In machine learning, standard learning tasks range from learning to classify, learning to rank, or learning to estimate probabilities. Such tasks may be performed by means of estimating scores related to class memberships. These scores can be made to produce classification decisions by imposing a classification threshold, can be ordered to produce a ranking, or may be used as probability estimates of class memberships given that certain statistical assumption are met.

In recent years, the machine learning community has developed well-established methods to evaluate such learning tasks. In particular, the Receiver Operating Characteristics Curve, the ROC curve, is an evaluation method that depicts the ranking performance of a learning algorithm based on its classification decisions, which are obtained by imposing a threshold on the scores. As for the task of estimating probabilities, principles of statistics provide extensive methods to evaluate its performance, however, these require making assumptions.
In this research, we claim that measuring similarities and differences between scores, produced by a learning algorithm, convey performance information omitted by the standard ROC curve.
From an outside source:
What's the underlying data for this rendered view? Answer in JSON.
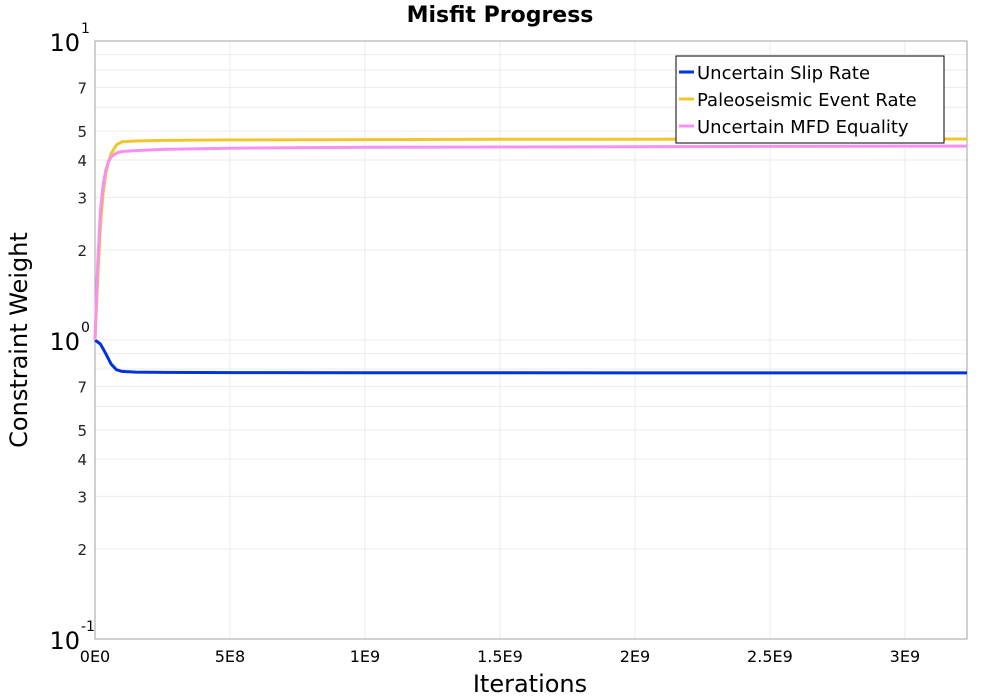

On the one hand, for a classification or a ranking task, the ROC curve ignores the magnitudes and the margins such scores once the curve is determined. On the other hand, these scores may not meet assumptions needed to be considered as probabilities. Therefore, our work is concerned with measuring similarities or differences between sets of scores resulting from such tasks. This research develops the Scored ROC Curve, which extends the standard ROC curve to incorporate such scores. Our experimental results show that measuring similarities or differences between learning algorithms, using this Scored ROC curve, presents an intuitive performance evaluation.